De son côté, Mia, ma compagne de chambre, m’explique sur un ton révolté qu’elle est dégoûtée par la tournure qu’a pris sa vie. Elle a passé son temps à étudier pour un p**** de diplôme d’ingénieur, et aujourd’hui, il n’y a pas de travail pour elle. On lui propose de suivre une formation de fleuriste. Elle m’explique que si seulement elle avait su, elle se serait amusée pendant ses études, et serait devenue fleuriste directement.

 

Ce qui paye bien par contre, c’est la sérendipité, l’opportunisme. Car c’est ça qui m’a conduite à cet EVS. La curiosité et cet espèce de « après tout pourquoi pas », « qui n’essaye rien n’a rien », « on verra bien où ça me mène ». Cette mentalité « Allez, soyons fous ».

Alors pourquoi suis-je ici? Parce que j’ai le goût de l’aventure. Pas question de rester enfermée dans ma chambre devant mon ordi à collectionner les offres d’emploi. Je veux bouger, faire quelque chose de mes journées, apprendre encore, ne pas rester sur un échec. Je veux rencontrer du monde, découvrir de nouvelles cultures et d’autres langues, perfectionner celles que je connais déjà!

Je suis alors dans un tel état d’esprit que tous ces beaux projets me paraissent creux, inutiles, bouche-trous! Une grande tristesse s’est alors emparée de moi. J’essaye de me rassurer :

 Come on ! Depuis le temps que je voulais partir à l’étranger en Erasmus, mais que j’avais peur de ne pas pouvoir étudier dans une langue étrangère… Cet EVS, c’est une opportunité!

J’étais tellement nerveuse ce soir là que j’ai parlé dans mon sommeil.
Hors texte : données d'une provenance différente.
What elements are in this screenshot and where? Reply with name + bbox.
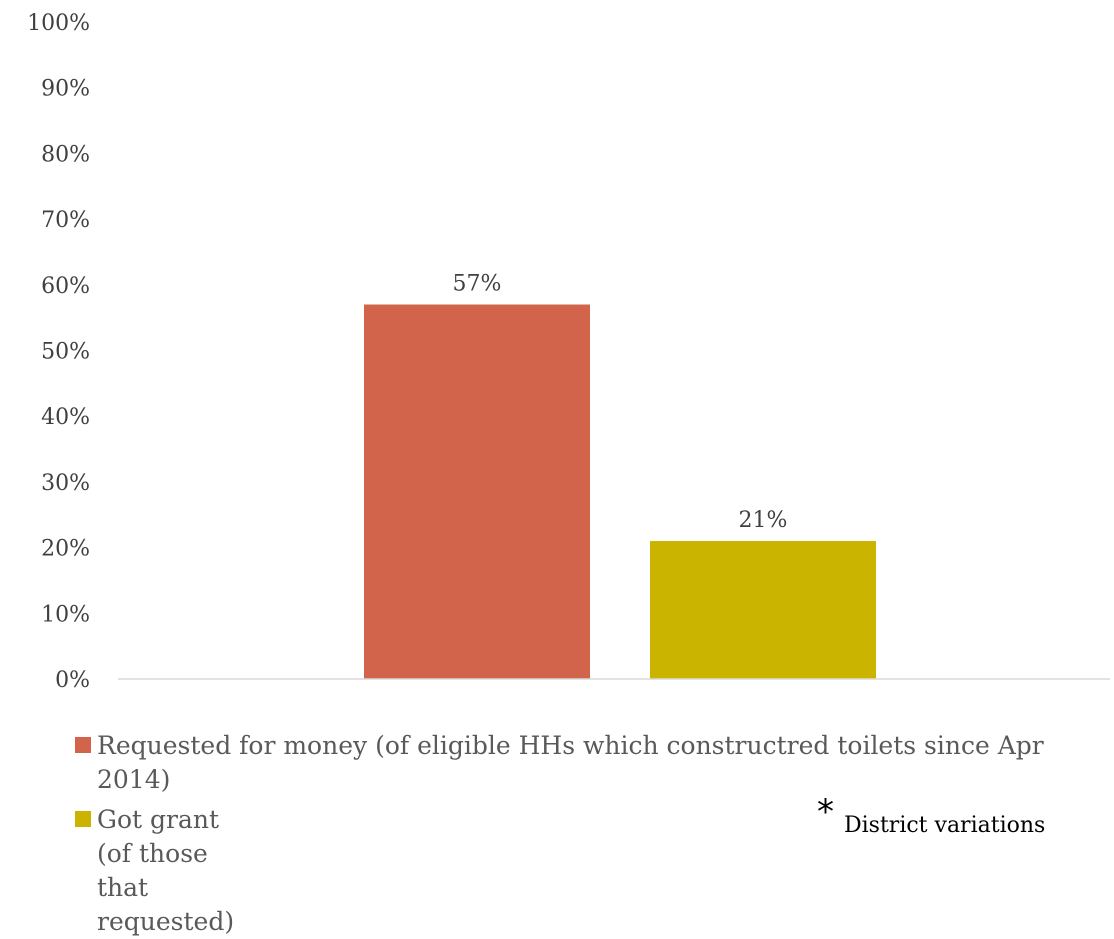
legend-item-requested: Requested for money (of eligible HHs whi… xyxy=(75,729,1114,797)
bars xyxy=(364,305,876,679)
legend-swatch-got-grant xyxy=(75,811,91,827)
y-tick-label: 40% xyxy=(41,405,90,430)
y-tick-label: 80% xyxy=(41,142,90,167)
y-tick-label: 0% xyxy=(55,668,90,693)
district-variations-note: * District variations xyxy=(817,805,1045,841)
data-label-series-1: 21% xyxy=(739,508,788,533)
legend-swatch-requested xyxy=(75,737,91,753)
note-text: District variations xyxy=(844,811,1045,841)
y-axis-tick-labels: 0% 10% 20% 30% 40% 50% 60% 70% 80% 90% 100% xyxy=(27,11,90,693)
bar-chart: 0% 10% 20% 30% 40% 50% 60% 70% 80% 90% 100% 57% 21% xyxy=(0,0,1114,700)
y-tick-label: 100% xyxy=(27,11,90,36)
data-label-series-0: 57% xyxy=(453,272,502,297)
legend-label-requested: Requested for money (of eligible HHs whi… xyxy=(97,729,1087,797)
y-tick-label: 50% xyxy=(41,340,90,365)
bar-series-1 xyxy=(650,541,876,679)
y-tick-label: 30% xyxy=(41,471,90,496)
y-tick-label: 10% xyxy=(41,602,90,627)
y-tick-label: 90% xyxy=(41,77,90,102)
y-tick-label: 20% xyxy=(41,537,90,562)
asterisk-symbol: * xyxy=(817,797,834,827)
y-tick-label: 70% xyxy=(41,208,90,233)
legend-label-got-grant: Got grant (of those that requested) xyxy=(97,803,234,939)
y-tick-label: 60% xyxy=(41,274,90,299)
legend-item-got-grant: Got grant (of those that requested) xyxy=(75,803,234,939)
bar-series-0 xyxy=(364,305,590,679)
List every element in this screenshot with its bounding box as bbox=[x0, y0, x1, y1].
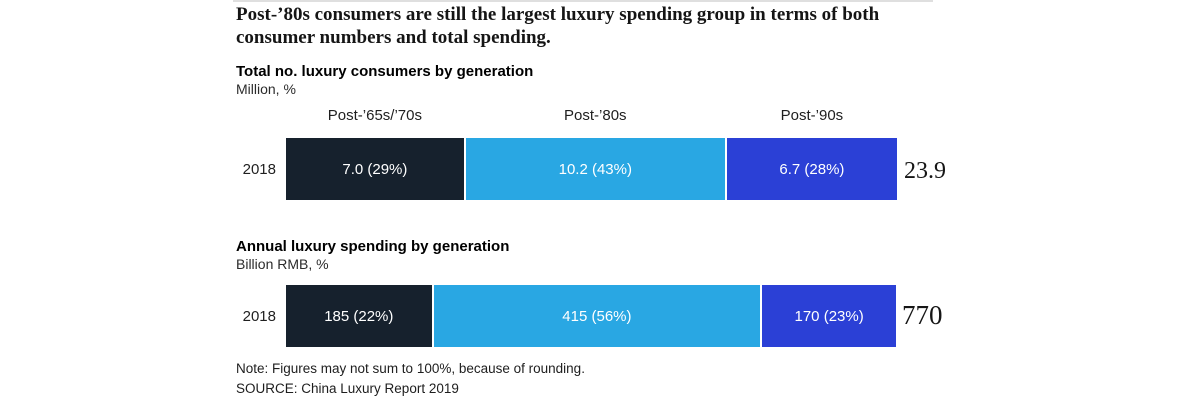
category-label-post-90s: Post-’90s bbox=[780, 107, 844, 124]
spending-total-value: 770 bbox=[902, 300, 943, 330]
spending-chart-title: Annual luxury spending by generation bbox=[236, 238, 510, 255]
source-line: SOURCE: China Luxury Report 2019 bbox=[236, 381, 459, 396]
consumers-stacked-bar: 7.0 (29%) 10.2 (43%) 6.7 (28%) bbox=[286, 138, 897, 200]
spending-chart-unit-label: Billion RMB, % bbox=[236, 256, 329, 272]
category-label-post-65s-70s: Post-’65s/’70s bbox=[327, 107, 422, 124]
consumers-segment-post-65s-70s: 7.0 (29%) bbox=[286, 138, 464, 200]
top-divider-line bbox=[233, 0, 933, 2]
spending-year-label: 2018 bbox=[242, 307, 276, 325]
spending-segment-post-65s-70s: 185 (22%) bbox=[286, 285, 432, 347]
consumers-chart-unit-label: Million, % bbox=[236, 81, 296, 97]
footnote: Note: Figures may not sum to 100%, becau… bbox=[236, 361, 585, 376]
consumers-year-label: 2018 bbox=[242, 160, 276, 178]
generation-category-labels: Post-’65s/’70s Post-’80s Post-’90s bbox=[286, 107, 897, 124]
consumers-segment-post-90s: 6.7 (28%) bbox=[726, 138, 897, 200]
spending-segment-post-80s: 415 (56%) bbox=[433, 285, 761, 347]
consumers-segment-post-80s: 10.2 (43%) bbox=[465, 138, 725, 200]
spending-segment-post-90s: 170 (23%) bbox=[762, 285, 897, 347]
consumers-chart-title: Total no. luxury consumers by generation bbox=[236, 63, 534, 80]
page-title: Post-’80s consumers are still the larges… bbox=[236, 4, 880, 48]
consumers-total-value: 23.9 bbox=[904, 158, 946, 184]
category-label-post-80s: Post-’80s bbox=[564, 107, 627, 124]
spending-stacked-bar: 185 (22%) 415 (56%) 170 (23%) bbox=[286, 285, 897, 347]
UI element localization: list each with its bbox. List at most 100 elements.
Qu’est-ce que je compte faire de cet EVS? En profiter à fond! Je vais acquérir de l’expérience, la connaissance de la langue et de la culture polonaise, mais je vais aussi prendre du bon temps, après 6 années d’étude continue, j’ai facilement 8 mois de grandes vacances à rattraper.

Vous connaissez le youtubeur Gui-home? Dans une de ses vidéos, il imite un étudiant en pleine panique lors d’un examen « Et si je laissais tout tomber? Là! Tout de suite?  Et que je partais à l’autre bout du monde? » Je l’ai souvent pensée cette phrase. Hé bien ça y est. C’est exactement ce que je fais, mon ami! Je m’enfuis à l’étranger, le temps de … heu… de retrouver confiance en moi.

 

Nous n’étions pas encore remis de nos émotions quand du matériel a été mis à notre disposition pour exprimer nos idées. C’était un travail pour nous-même. Comme je n’avais pas encore trouvé de mots à ce moment-là, j’ai juste réalisé une planche de bd seulement avec des couleurs. Pour exprimer mon ressenti. Pas de texte. Pas vraiment de dessin. Et pour la dernière case, j’ai laissé un grand vide, car ce qu’il va m’arriver est encore un mystère.

Puis Agnesca nous a expliqué qu’on devait s’attendre à un pic d’humeur. Après son explication, tout le monde était un peu désenchanté à l’idée de ne rien pouvoir faire contre ce coup de blues. Je pense qu’on a tous détesté devoir remettre en question notre présence ici. Je pense aussi qu’avec le recul, on y verra tous plus clair.